Politik : Unicef: Gegen Aids wird zu wenig getan

Nur jedes zehnte Kind erhält Medikamente / 20 Millionen Waisen bis 2010?

Jan Dirk Herbermann[Genf]

Jede Minute steckt sich ein Kind mit dem Aidsvirus an; insgesamt leiden 2,3 Millionen Mädchen und Jungen unter 15 Jahren an der unheilbaren Krankheit – doch die Staatengemeinschaft führt den Kampf für die kleinen Patienten nicht mit der nötigen Energie. So jedenfalls urteilt das Kinderhilfswerk Unicef in seinem neuesten Aidsbericht, der am Dienstag in Genf und Köln erschien.

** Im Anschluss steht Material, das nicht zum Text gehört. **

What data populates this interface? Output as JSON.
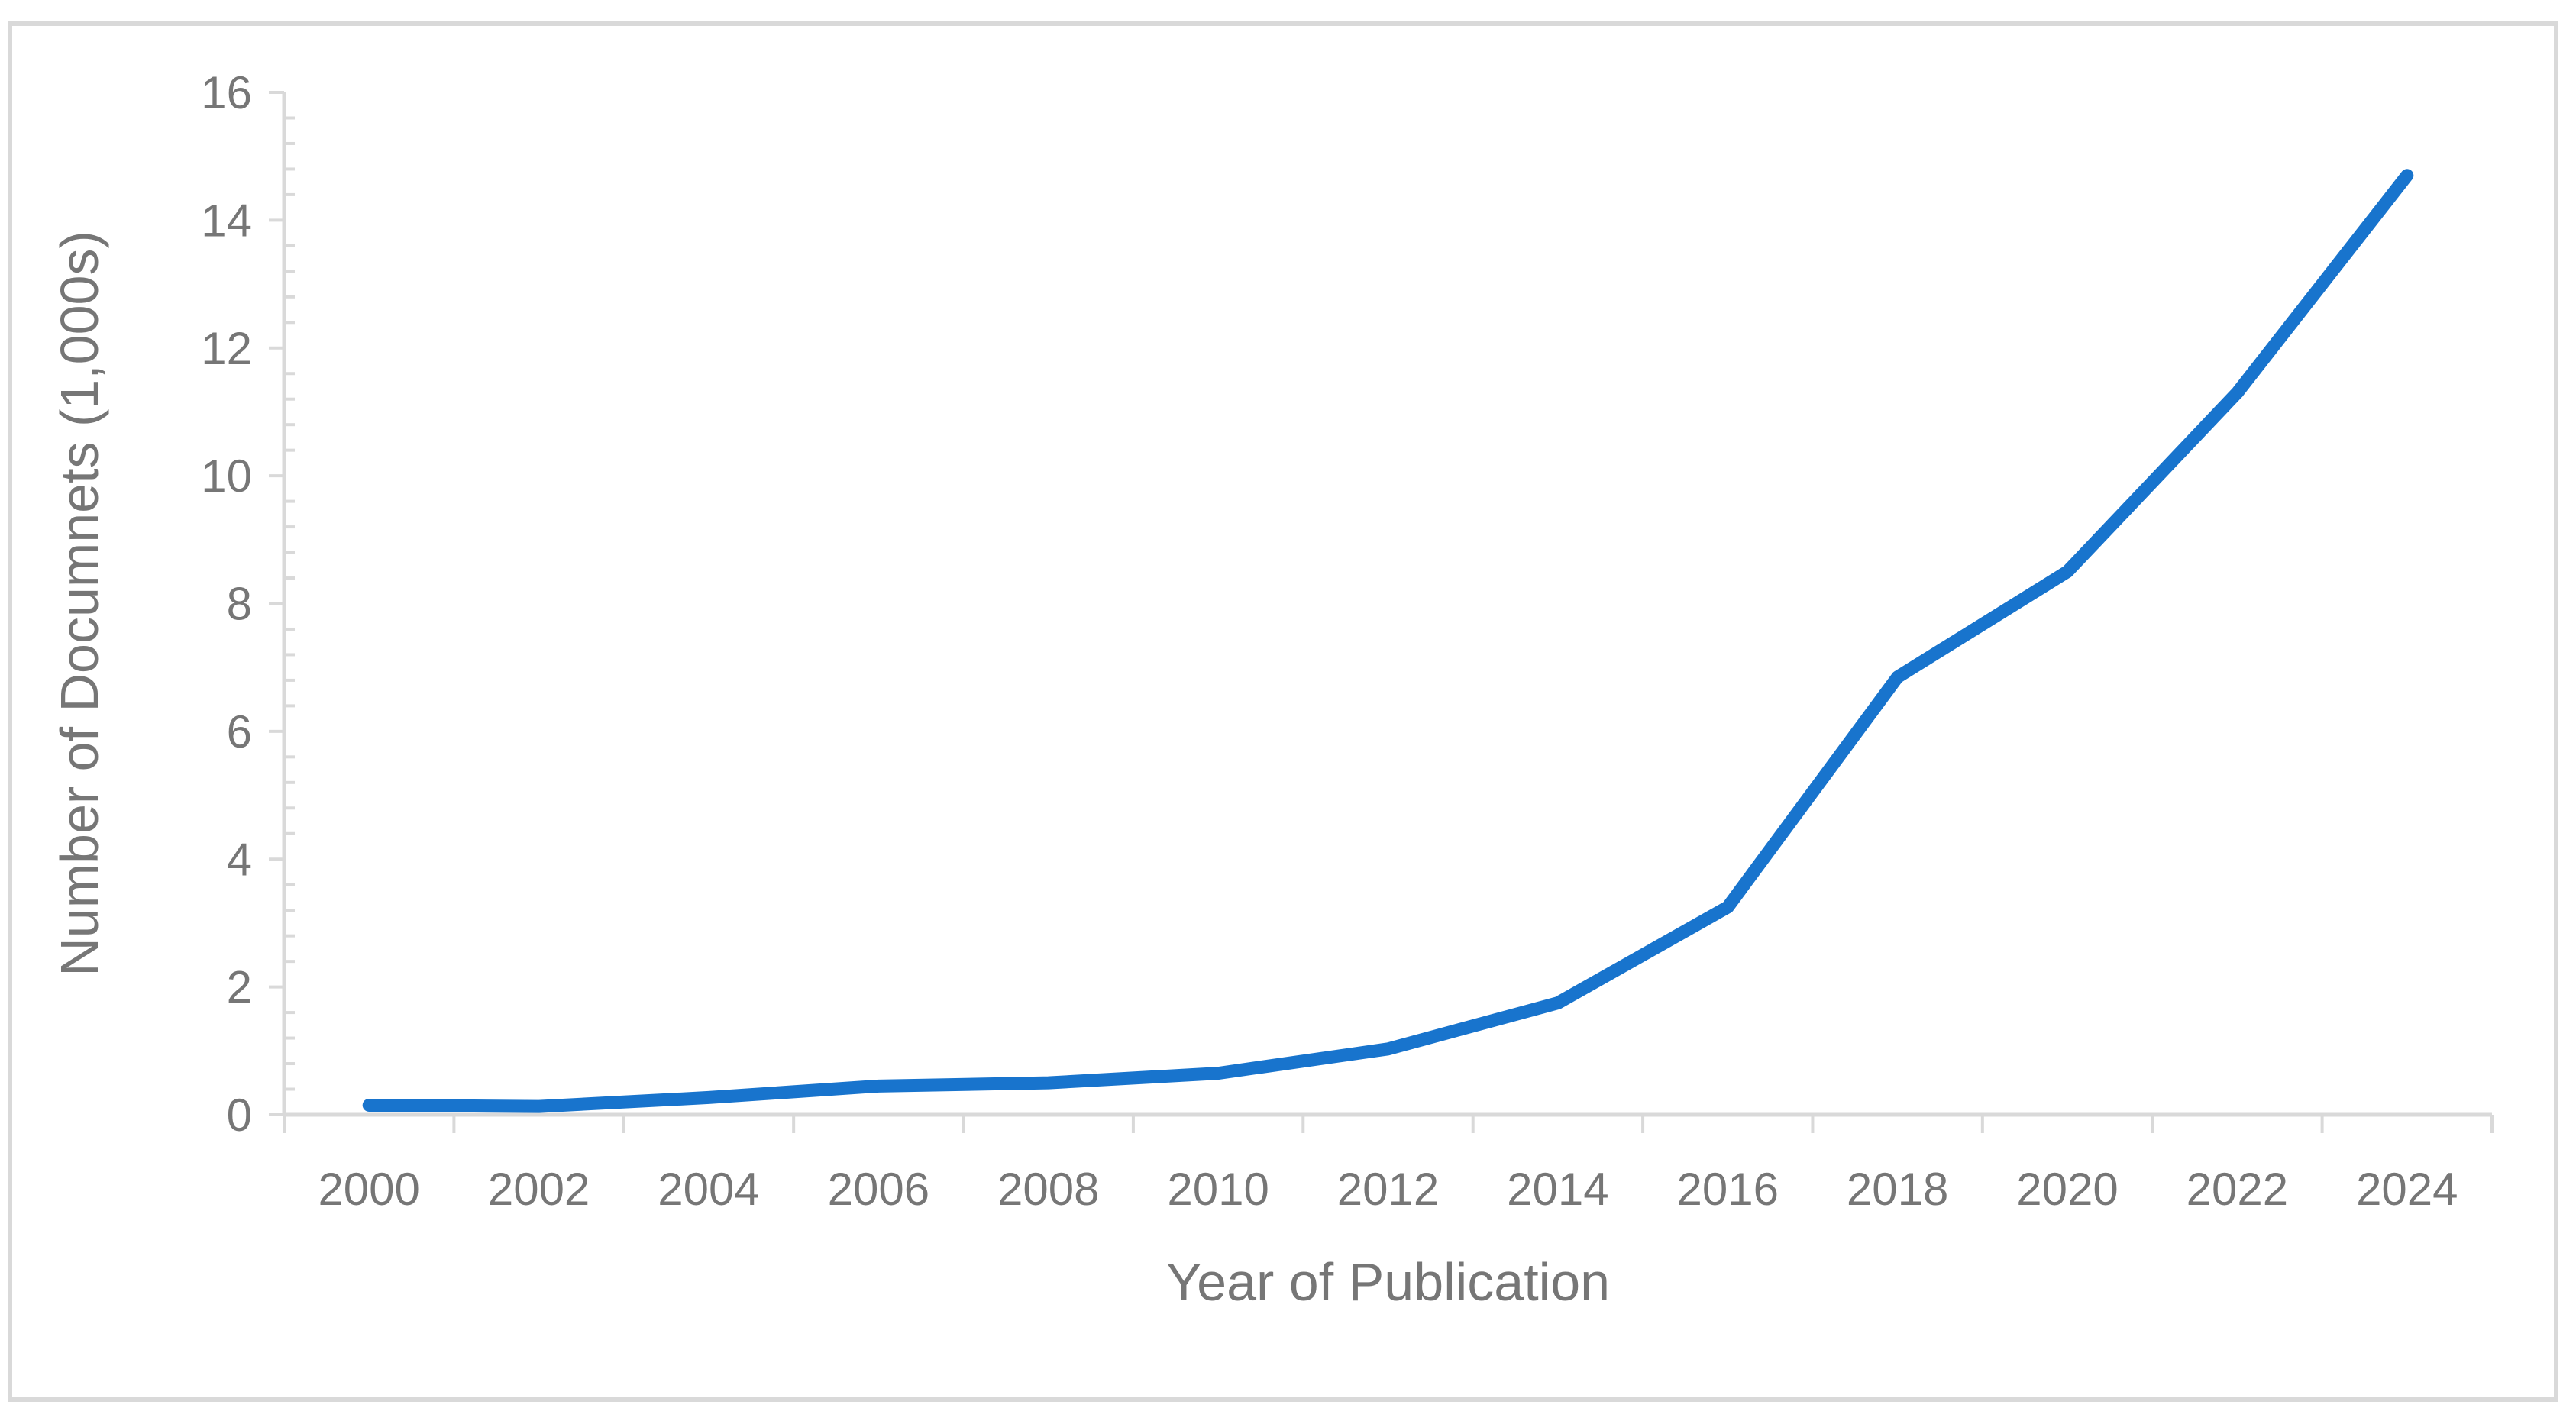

„Im Kampf gegen Aids werden Kinder bis heute benachteiligt“, klagt Dietrich Garlichs, Geschäftsführer von Unicef Deutschland. „Obwohl die Preise für Medikamente gefallen sind, erhalten die meisten betroffenen Kinder in den Entwicklungsländern immer noch keine ausreichende medizinische Hilfe. Für viele kommt dies einem Todesurteil gleich.“ Tatsächlich: Nur eins von zehn aidsinfizierten Kindern wird mit lebensverlängernden ARV-Medikamenten versorgt. „Die anderen stehen vor einer trüben Zukunft, sie leben nicht lange“, schreiben die Experten von Unicef. Im vergangenen Jahr starben schätzungsweise 380 000 Kinder im Zusammenhang mit der Krankheit; viele der jungen Opfer steckten sich schon während der Schwangerschaft bei ihren aidsinfizierten Müttern an.

Kinder verstorbener HIV-positiver Eltern stehen zumal in Entwicklungsländern am Rande der Gesellschaft: Aidswaisen leiden oft unter Armut, mangelnder Bildung und psychischen Krankheiten wie der Depression. Insgesamt, so schätzt Unicef, haben mehr als 15 Millionen Mädchen und Jungen mindestens einen Elternteil durch Aids verloren. Im Jahr 2010, so fürchtet die Organisation, wird es 20 Millionen Aidswaisen geben.

Hilfe für die Opfer soll das Programm „Vereinigt für Kinder, vereinigt gegen Aids“ bringen. Unicef und die Anti-Aids-Agentur der Vereinten Nationen, Unaids, gründeten 2005 das Programm. Das Ziel: Bis 2010 sollen die medizinische Versorgung der kleinen Aidspatienten und die Aidsprävention vor allem in den armen Ländern deutlich besser werden. Nur: Unicef kritisiert die weltweite Unterstützung für das Programm als „tragisch unzureichend“. Insgesamt rechnen die Macher von „Vereinigt für Kinder, vereinigt gegen Aids“ mit Kosten in Höhe von 30 Milliarden US-Dollar für das Projekt. Ob Regierungen und private Geber das Geld bereitstellen, ist fraglich. Unicef etwa plant, eine Milliarde US-Dollar für „Vereinigt für Kinder, vereinigt gegen Aids“ zu sammeln. Bislang aber hat das Kinderhilfswerk nur 100 Millionen US-Dollar für das Programm zusammengebracht.